In a recent post, I argued that the current NoSQL trend could be called NoJoin. My argument boils down to the fact that SQL entices you to normalize your data which creates complicated schemas. Meanwhile, NoSQL database systems use simple schemas and are therefore easier to scale out.
Curt Monash has a reasonable post where he points out that we need joins because we normalize. Furthermore, he offers reasons for normalization:
- To simplify the programming of the updates. Simply put, if the string “Montreal” appears once in your database, and the city changes its name, it is trivial to do the update. This applies mostly when you have complex schemas.
- For faster updates. Updating a single entry in a database is much faster than searching and updating for all occurrences of the value “Montreal”. This is mostly applicable when you have large update volumes.
However, the case against joins is even stronger than what suggests Curt:
- Normalization is good if you have to maintain a complex schema. But how complex would your schema be if you stopped over-normalizing your data? I have seen university databases made of hundreds of tables. The average query is well over 256 characters and involves dozens of joins. It is simply impossible to make sense of the content of any one table. Building new applications on top of this mess is expensive and bug prone. Complexity is bad for your health.
- Database engines can physically normalize the data automagically. And indeed, many database compression techniques are types of normalization. Have you ever noticed how sluggish your enterprise database is? Complex schemas rarely scale well, no matter what your database textbook says.
The dogma of normalization too often leads to over-engineering. We are so afraid that a programming error could leave the database in a wrongful state that we invest massively in inflexible schemas. In turn, this over-engineering comes back to haunt us when we need to be more agile, or to scale out.

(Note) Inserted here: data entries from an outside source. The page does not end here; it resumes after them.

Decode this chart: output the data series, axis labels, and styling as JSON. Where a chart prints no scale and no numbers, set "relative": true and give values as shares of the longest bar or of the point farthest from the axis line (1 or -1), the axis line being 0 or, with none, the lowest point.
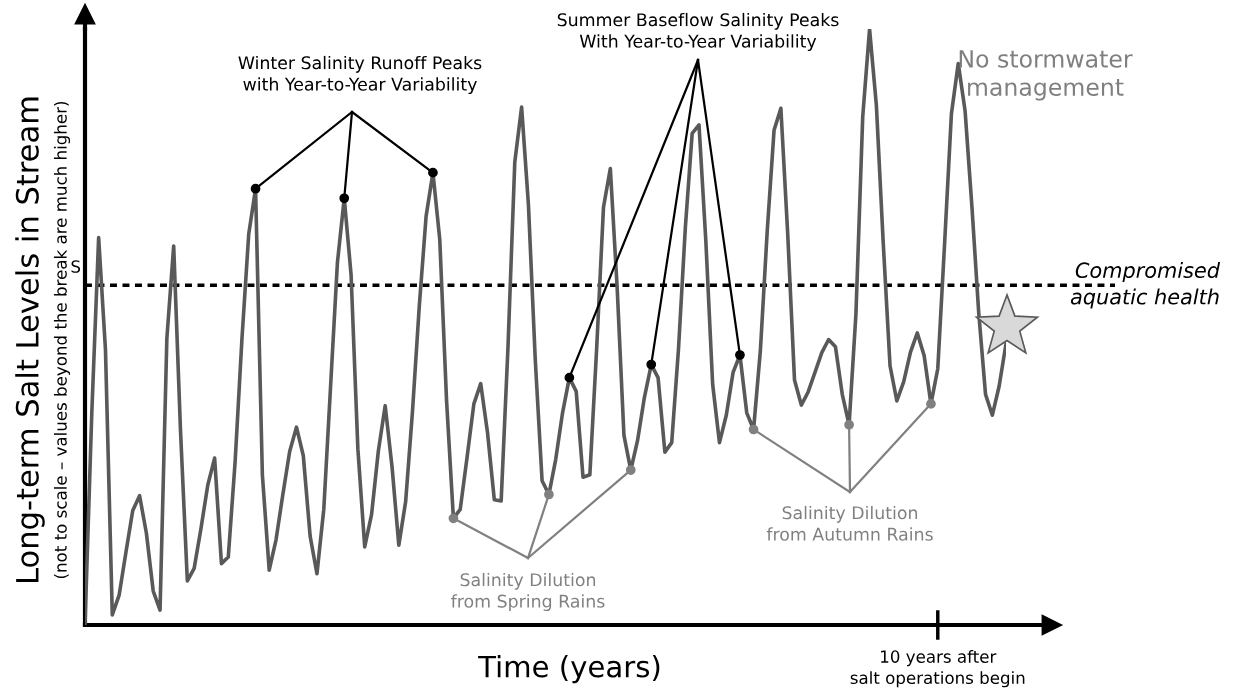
{
  "chart_data": {
    "type": "line",
    "relative": true,
    "xlabel": "Time (years)",
    "ylabel": "Long-term Salt Levels in Stream",
    "categories": [
      null,
      null,
      null,
      null,
      null,
      null,
      null,
      null,
      null,
      null,
      null,
      null,
      null,
      null,
      null,
      null,
      null,
      null,
      null,
      null,
      null,
      null,
      null,
      null,
      null,
      null,
      null,
      null,
      null,
      null,
      null,
      null,
      null,
      null,
      null,
      null,
      null,
      null,
      null,
      null,
      null,
      null,
      null,
      null,
      null,
      null,
      null,
      null,
      null,
      null,
      null,
      null,
      null,
      null,
      null,
      null,
      null,
      null,
      null,
      null,
      null,
      null,
      null,
      null,
      null,
      null,
      null,
      null,
      null,
      null,
      null,
      null,
      null,
      null,
      null,
      null,
      null,
      null,
      null,
      null,
      null,
      null,
      null,
      null,
      null,
      null,
      null,
      null,
      null,
      null,
      null,
      null,
      null,
      null,
      null,
      null,
      null,
      null,
      null,
      null,
      null,
      null,
      null,
      null,
      null,
      null,
      null,
      null,
      null,
      null,
      null,
      null,
      null,
      null,
      null,
      null,
      null,
      null,
      null,
      null,
      null,
      null,
      null,
      null,
      null,
      null,
      null,
      null,
      null,
      null,
      null,
      null,
      null,
      null,
      null,
      null
    ],
    "series": [
      {
        "name": "No stormwater management",
        "color": "#595959",
        "values": [
          0.0,
          0.357,
          0.65,
          0.462,
          0.017,
          0.05,
          0.122,
          0.192,
          0.217,
          0.154,
          0.057,
          0.025,
          0.481,
          0.636,
          0.326,
          0.074,
          0.095,
          0.162,
          0.235,
          0.28,
          0.103,
          0.114,
          0.273,
          0.479,
          0.656,
          0.732,
          0.252,
          0.092,
          0.143,
          0.219,
          0.291,
          0.332,
          0.284,
          0.149,
          0.086,
          0.194,
          0.401,
          0.608,
          0.716,
          0.588,
          0.295,
          0.131,
          0.185,
          0.292,
          0.368,
          0.266,
          0.134,
          0.207,
          0.358,
          0.535,
          0.686,
          0.759,
          0.647,
          0.376,
          0.179,
          0.194,
          0.281,
          0.371,
          0.405,
          0.323,
          0.21,
          0.208,
          0.466,
          0.777,
          0.869,
          0.705,
          0.445,
          0.242,
          0.219,
          0.278,
          0.356,
          0.415,
          0.392,
          0.248,
          0.252,
          0.464,
          0.701,
          0.766,
          0.567,
          0.318,
          0.26,
          0.31,
          0.382,
          0.437,
          0.415,
          0.29,
          0.306,
          0.464,
          0.667,
          0.825,
          0.839,
          0.645,
          0.404,
          0.306,
          0.352,
          0.424,
          0.453,
          0.356,
          0.328,
          0.461,
          0.661,
          0.83,
          0.867,
          0.657,
          0.411,
          0.369,
          0.391,
          0.424,
          0.457,
          0.479,
          0.467,
          0.387,
          0.336,
          0.521,
          0.853,
          1.0,
          0.872,
          0.642,
          0.435,
          0.376,
          0.408,
          0.458,
          0.49,
          0.452,
          0.371,
          0.43,
          0.64,
          0.858,
          0.942,
          0.863,
          0.703,
          0.524,
          0.387,
          0.352,
          0.401,
          0.472
        ]
      }
    ],
    "ref_lines": [
      {
        "axis": "y",
        "value": 0.57,
        "label": "Compromised\naquatic health",
        "color": "#000000",
        "line_style": "dashed"
      }
    ],
    "annotations": [
      "(not to scale – values beyond the break are much higher)",
      "S",
      "Winter Salinity Runoff Peaks\nwith Year-to-Year Variability",
      "Summer Baseflow Salinity Peaks\nWith Year-to-Year Variability",
      "Salinity Dilution\nfrom Spring Rains",
      "Salinity Dilution\nfrom Autumn Rains",
      "10 years after\nsalt operations begin"
    ],
    "marker": "none",
    "line_style": "solid"
  }
}
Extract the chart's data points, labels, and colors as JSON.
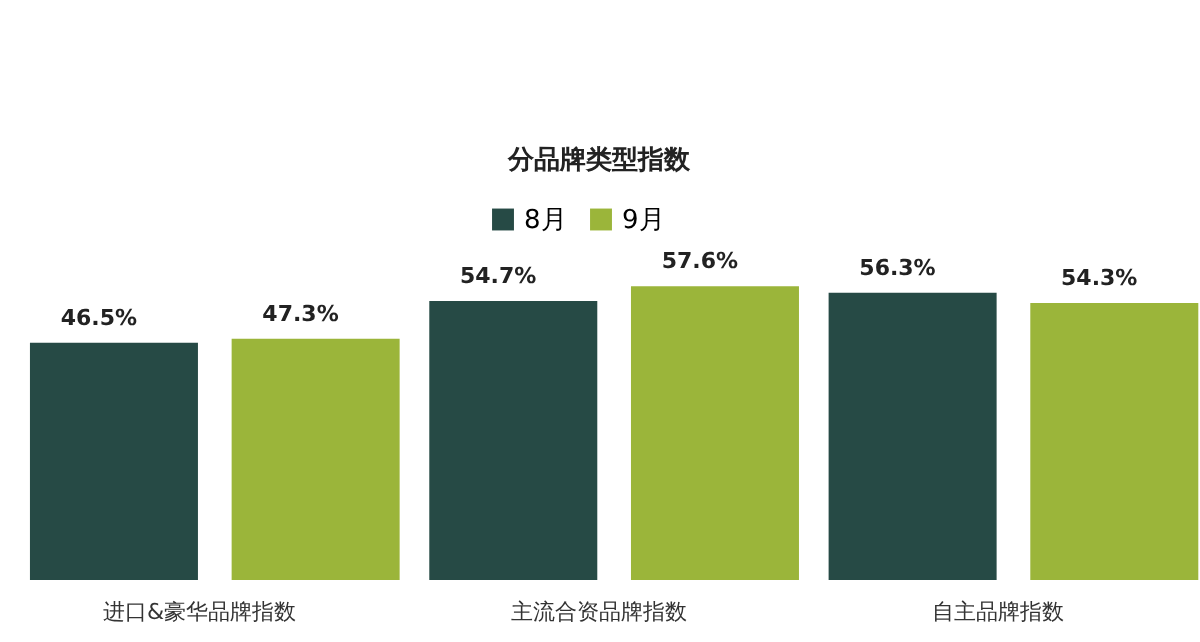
{
  "chart_data": {
    "type": "bar",
    "title": "分品牌类型指数",
    "categories": [
      "进口&豪华品牌指数",
      "主流合资品牌指数",
      "自主品牌指数"
    ],
    "series": [
      {
        "name": "8月",
        "color": "#264a45",
        "values": [
          46.5,
          54.7,
          56.3
        ],
        "value_labels": [
          "46.5%",
          "54.7%",
          "56.3%"
        ]
      },
      {
        "name": "9月",
        "color": "#9bb53a",
        "values": [
          47.3,
          57.6,
          54.3
        ],
        "value_labels": [
          "47.3%",
          "57.6%",
          "54.3%"
        ]
      }
    ],
    "legend": "top"
  }
}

Suppose you want to design a database of research papers. Let us simplify the problem by omitting the paper identifiers, the dates, and so on. Let us also assume that there is only one author per paper. Maybe your main table looks like this:
|smith01||John Smith||Springer||Databases are bad|
|lampron01||Nathalie Lampron||IEEE||The other guy is wrong, databases are good|
Being helpful, your friendly database expert points out that your database schema is not even in the second normal form. Clearly, you are an amateur. Being helpful, he creates a secondary table which maps the authorID field to an author name. And voilà! You have saved storage, and won’t ever get someone’s name wrong. Updates to someone’s name will be much faster in the future.

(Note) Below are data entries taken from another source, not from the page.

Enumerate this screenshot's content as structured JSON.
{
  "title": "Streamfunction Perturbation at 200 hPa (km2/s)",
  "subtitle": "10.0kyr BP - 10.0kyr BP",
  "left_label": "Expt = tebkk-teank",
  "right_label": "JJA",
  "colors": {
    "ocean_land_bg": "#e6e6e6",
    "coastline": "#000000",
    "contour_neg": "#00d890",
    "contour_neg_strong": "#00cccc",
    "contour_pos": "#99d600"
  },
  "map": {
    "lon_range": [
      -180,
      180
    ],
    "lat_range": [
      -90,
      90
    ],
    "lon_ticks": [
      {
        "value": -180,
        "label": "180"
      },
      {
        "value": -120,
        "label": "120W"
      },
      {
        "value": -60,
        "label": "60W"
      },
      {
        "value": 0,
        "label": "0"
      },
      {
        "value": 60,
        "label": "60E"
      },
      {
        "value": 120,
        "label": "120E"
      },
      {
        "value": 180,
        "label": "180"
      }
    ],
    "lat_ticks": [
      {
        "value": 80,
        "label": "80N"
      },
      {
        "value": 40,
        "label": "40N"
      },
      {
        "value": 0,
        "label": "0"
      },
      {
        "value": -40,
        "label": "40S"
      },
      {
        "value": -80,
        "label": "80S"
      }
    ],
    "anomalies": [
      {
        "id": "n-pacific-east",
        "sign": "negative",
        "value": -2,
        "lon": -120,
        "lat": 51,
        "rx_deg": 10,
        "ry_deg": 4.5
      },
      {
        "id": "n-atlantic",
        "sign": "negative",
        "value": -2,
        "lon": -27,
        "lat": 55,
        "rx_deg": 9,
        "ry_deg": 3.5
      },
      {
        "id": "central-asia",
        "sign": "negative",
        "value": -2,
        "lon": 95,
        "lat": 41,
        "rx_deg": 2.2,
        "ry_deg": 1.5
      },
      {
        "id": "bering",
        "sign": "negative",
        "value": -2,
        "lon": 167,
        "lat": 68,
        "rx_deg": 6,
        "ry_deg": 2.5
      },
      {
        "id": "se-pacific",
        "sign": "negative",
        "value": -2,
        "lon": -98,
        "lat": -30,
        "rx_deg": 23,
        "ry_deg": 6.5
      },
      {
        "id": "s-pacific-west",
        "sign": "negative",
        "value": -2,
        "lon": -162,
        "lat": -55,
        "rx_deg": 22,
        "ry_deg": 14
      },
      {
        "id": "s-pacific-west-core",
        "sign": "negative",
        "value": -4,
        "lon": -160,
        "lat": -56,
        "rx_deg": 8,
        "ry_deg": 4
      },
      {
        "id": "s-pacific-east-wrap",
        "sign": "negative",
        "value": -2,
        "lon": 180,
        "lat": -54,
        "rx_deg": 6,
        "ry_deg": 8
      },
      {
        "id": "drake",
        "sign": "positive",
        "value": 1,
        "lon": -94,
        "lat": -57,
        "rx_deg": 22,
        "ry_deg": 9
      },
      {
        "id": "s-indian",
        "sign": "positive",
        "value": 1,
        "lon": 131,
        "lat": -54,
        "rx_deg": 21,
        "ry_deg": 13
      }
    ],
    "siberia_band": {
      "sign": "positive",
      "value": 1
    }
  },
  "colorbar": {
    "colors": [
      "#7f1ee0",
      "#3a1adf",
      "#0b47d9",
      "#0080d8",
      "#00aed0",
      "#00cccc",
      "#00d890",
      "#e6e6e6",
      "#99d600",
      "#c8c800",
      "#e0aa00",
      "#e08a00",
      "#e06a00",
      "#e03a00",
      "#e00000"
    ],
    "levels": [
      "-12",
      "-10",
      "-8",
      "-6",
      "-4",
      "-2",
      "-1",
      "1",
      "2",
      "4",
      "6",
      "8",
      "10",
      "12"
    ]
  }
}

But wait?!? What if Nathalie gets married and changes name? And indeed, people have their names changed all the time. Yet, we never retroactively change the names of the authors on a paper. Maybe you never thought about it, but many ladies hold two or more names in their lifetime. Did the bunch of guys in IT knew about this? (As an aside, are the digital librarians worried at all about researchers changing name and seeing their publication list cut in half? Yes: See update below.)
My point is that normalization effectively enforces dependencies decided upon when you created the schema. These envisioned dependencies break down all the time. Life is complicated. I could come up with hundreds of examples. Strict normalization makes as much sense as the waterfall model.

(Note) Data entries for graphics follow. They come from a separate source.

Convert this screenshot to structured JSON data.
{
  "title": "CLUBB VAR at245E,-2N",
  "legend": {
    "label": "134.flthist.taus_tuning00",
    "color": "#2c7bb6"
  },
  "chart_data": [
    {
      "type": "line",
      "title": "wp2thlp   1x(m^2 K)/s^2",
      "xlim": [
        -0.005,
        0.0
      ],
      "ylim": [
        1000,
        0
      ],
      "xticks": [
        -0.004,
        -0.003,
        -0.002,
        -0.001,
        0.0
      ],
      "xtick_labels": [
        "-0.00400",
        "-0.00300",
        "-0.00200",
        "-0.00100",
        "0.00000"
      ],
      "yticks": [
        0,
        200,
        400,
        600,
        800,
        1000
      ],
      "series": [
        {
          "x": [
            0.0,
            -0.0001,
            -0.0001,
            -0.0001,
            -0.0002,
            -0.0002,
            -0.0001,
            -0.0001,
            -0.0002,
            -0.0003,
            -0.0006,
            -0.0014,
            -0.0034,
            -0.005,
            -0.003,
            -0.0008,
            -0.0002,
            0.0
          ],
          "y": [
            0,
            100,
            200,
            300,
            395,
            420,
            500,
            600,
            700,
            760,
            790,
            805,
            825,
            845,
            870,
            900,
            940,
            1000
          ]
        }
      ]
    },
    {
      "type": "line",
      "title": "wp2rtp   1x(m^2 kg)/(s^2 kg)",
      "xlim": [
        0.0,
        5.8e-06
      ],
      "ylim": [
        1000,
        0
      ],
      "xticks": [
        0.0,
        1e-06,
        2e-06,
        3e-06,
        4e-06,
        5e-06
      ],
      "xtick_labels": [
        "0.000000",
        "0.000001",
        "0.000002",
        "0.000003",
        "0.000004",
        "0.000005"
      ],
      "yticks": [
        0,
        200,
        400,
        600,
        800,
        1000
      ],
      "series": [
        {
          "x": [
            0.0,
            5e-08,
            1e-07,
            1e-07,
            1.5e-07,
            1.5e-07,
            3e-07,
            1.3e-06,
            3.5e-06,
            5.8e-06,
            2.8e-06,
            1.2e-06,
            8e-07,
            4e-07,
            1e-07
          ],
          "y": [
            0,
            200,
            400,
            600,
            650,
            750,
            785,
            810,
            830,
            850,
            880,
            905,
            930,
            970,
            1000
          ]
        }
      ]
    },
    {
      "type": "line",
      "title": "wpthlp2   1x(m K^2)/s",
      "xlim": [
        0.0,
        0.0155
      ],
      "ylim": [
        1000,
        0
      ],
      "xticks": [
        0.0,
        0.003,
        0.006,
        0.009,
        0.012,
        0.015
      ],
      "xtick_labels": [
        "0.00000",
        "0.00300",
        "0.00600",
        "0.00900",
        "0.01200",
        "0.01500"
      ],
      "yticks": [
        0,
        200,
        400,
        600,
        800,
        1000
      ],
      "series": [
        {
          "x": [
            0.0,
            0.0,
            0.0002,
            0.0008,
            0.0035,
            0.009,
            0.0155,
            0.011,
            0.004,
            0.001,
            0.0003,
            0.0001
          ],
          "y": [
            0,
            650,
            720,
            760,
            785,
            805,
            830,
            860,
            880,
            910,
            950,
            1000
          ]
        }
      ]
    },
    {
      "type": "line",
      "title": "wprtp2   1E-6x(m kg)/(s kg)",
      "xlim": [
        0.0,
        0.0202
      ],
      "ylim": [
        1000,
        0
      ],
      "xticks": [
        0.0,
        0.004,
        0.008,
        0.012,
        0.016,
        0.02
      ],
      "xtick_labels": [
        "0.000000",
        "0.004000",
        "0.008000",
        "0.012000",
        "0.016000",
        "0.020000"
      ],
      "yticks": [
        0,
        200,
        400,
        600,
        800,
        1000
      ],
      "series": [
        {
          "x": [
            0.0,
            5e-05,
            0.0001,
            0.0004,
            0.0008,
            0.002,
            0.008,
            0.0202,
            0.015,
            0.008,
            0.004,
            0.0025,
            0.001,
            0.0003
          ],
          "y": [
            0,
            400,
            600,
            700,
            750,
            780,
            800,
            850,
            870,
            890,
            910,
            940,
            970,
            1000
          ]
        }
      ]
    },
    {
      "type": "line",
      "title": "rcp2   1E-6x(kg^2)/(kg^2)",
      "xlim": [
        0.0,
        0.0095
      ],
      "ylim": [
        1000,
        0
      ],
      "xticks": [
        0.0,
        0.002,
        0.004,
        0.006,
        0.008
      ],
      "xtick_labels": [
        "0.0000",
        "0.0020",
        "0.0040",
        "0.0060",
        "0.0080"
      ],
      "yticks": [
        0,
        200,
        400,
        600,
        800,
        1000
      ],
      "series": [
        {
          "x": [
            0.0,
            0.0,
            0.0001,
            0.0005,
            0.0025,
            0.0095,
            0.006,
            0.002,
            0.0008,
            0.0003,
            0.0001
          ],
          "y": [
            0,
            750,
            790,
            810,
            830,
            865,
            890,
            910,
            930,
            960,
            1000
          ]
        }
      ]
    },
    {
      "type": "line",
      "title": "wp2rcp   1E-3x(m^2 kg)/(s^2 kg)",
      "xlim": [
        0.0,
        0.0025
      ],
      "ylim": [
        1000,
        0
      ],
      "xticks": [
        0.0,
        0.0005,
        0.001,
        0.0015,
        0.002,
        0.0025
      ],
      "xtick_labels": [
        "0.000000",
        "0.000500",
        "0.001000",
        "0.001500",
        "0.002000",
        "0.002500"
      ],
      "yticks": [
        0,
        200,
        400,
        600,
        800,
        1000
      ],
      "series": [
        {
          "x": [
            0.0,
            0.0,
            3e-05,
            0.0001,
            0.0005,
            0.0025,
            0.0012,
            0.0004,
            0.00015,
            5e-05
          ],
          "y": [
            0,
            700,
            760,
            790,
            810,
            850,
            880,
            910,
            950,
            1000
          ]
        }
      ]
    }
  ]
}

What about the physical layer? Because normalization has removed entire fields from the main table, you might think that normalization will save storage! That may well be true on the database engine you are using. However, other database engines will automatically detect the dependencies and compress the data accordingly. In this case, it is trivial to discover that there is a bijective (1-to-1) mapping between author ID and author name. And if the bijectivity breaks down, the database engine will simply have to work a bit harder to compress the data. Your code won’t break down. It won’t need to be retested. (To be fair, I don’t know if any database system gets this right.)
Update: Apparently, Otfried Cheong—a Computer Science professor in Korea—once published as Otfried Schwarzkopf. At least, the two names are merged on DBLP. It suggests that DBLP can cope with researchers changing their name.